Коридор был длинным и холодным. Мизуки шла по нему босиком — Аяме не успела найти ей обувь, или, может быть, служанка просто забыла, слишком напуганная тем, что Мизуки несла в себе. Каменные плиты леденили ступни, но Мизуки не чувствовала холода. Она не чувствовала ничего, кроме тяжести внизу живота — той самой, которая появилась три дня назад и не уходила теперь ни на минуту.
Она прижимала ладонь к животу поверх кимоно — не потому, что хотела защитить то, что росло внутри. Она просто пыталась унять дрожь. Дрожь, которая шла не от страха — страх умер ещё в ту первую ночь, — а от чего-то другого, чему она не знала названия.
Ты идёшь к нему, сказала она себе. Ты идёшь к нему, и ты будешь улыбаться. Ты будешь делать вид, что всё в порядке. Ты будешь лежать под ним и считать трещины на потолке, а потом вернёшься в свою комнату и будешь думать о том, как убить то, что внутри.
Она остановилась перед дверью в покои. Дверь была приоткрыта — как всегда, как приглашение, от которого нельзя отказаться. Изнутри пробивался свет свечей — тёплый, золотистый, обманчиво уютный.
Мизуки сделала глубокий вдох.
— Войдите, — раздался его голос изнутри. Он знал, что она стоит здесь. Он всегда знал.
Она вошла.
Покои Тэхёна были такими же, как в прошлый раз — свечи, шкуры на полу, низкий столик с чайным прибором, широкая кровать под балдахином из тёмного шёлка. И он — сидящий на подушке у окна, в свободном халате, с чашкой чая в руках.
Ким не обернулся, когда она вошла. Продолжал смотреть в окно — на звёзды, на луну, на чёрное небо, которое было таким же, как над горами, но таким чужим.
— Иди сюда, — сказал он. — Сядь.
Мизуки подошла. Села на подушку напротив него, стараясь держать спину прямой, а живот — втянутым. Кимоно было широким, свободным — может быть, он не заметит. Может быть, она сможет скрыть это ещё немного.
Тэхён повернулся к ней.
Его лицо было спокойным — ни тени жестокости, ни тени той хищной усмешки, которую она видела в первую ночь. Он выглядел почти… уставшим.
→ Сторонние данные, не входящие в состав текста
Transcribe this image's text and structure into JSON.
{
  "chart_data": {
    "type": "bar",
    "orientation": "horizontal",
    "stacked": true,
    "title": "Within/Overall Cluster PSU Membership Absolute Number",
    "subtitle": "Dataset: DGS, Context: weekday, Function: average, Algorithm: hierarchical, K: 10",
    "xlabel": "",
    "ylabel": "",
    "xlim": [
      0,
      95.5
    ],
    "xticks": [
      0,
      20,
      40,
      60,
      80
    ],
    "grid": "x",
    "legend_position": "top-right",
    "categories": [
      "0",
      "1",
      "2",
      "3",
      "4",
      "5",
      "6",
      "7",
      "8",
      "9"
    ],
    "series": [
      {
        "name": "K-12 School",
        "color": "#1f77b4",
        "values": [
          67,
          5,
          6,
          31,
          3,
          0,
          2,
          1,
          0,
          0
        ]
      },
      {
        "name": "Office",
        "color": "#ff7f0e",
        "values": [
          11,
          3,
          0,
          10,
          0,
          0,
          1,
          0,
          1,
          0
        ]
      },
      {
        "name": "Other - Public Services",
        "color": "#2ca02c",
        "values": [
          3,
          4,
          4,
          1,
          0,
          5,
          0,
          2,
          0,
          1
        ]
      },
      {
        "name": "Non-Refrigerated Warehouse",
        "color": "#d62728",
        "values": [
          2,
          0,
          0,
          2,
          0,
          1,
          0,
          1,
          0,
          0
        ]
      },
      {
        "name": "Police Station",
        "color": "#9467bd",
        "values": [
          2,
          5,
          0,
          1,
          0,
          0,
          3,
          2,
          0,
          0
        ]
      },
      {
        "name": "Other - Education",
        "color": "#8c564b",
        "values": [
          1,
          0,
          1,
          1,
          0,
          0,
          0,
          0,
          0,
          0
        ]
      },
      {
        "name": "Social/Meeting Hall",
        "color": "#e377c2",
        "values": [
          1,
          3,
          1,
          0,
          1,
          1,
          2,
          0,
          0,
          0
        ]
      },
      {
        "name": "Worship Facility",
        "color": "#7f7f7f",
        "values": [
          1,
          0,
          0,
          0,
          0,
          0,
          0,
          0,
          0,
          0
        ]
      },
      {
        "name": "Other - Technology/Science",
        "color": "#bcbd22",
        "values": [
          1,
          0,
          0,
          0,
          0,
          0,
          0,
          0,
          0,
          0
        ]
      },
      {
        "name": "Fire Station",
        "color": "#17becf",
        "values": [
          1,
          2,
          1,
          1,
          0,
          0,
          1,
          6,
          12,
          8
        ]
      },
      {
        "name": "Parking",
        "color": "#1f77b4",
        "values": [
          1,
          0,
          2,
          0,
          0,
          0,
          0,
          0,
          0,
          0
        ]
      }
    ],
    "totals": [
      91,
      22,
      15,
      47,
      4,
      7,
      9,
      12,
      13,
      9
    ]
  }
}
Под глазами залегли тени, и в уголках губ затаилась какая-то новая складка, которой раньше не было.
— Ты выглядишь бледной, — сказал Тэхён, разглядывая её. — Аяме сказала, ты больна.
— Просто устала, — ответила Мизуки. Голос звучал ровно — она тренировалась перед зеркалом, пока Аяме одевала её. — Не спала несколько ночей.
— Из-за меня? — В его голосе мелькнуло что-то — не насмешка, не жалость. Что-то среднее, чего она не могла прочитать.
— Из-за всего, — сказала она.
Тэхён кивнул, будто этот ответ его устроил. Наклонился, налил чай в пустую чашку и подвинул к ней.
— Пей. Это поможет.
Мизуки взяла чашку. Чай был горячим, но она не чувствовала его вкуса — как и всё последнее время. Она пила маленькими глотками, глядя куда-то в сторону окна, на звёзды, которые мерцали в чёрной вышине.
— Ты скучаешь по горам? — спросил он.
Вопрос был неожиданным. Мизуки замерла, не донеся чашку до губ.
— Зачем вы спрашиваете?
— Просто хочу знать, — Ким пожал плечами. — Ты редко говоришь о себе. О том, что было до. Я знаю о тебе только то, что ты — йольф, ученица той старухи в храме, и что ты играешь на арфе. Всё.
— Этого достаточно, — сказала Мизуки.
— Не для меня, — он поставил чашку и откинулся на подушки, глядя на неё в упор. — Я хочу знать больше. Что ты любила есть? Какую музыку предпочитала? Боялась ли темноты в детстве?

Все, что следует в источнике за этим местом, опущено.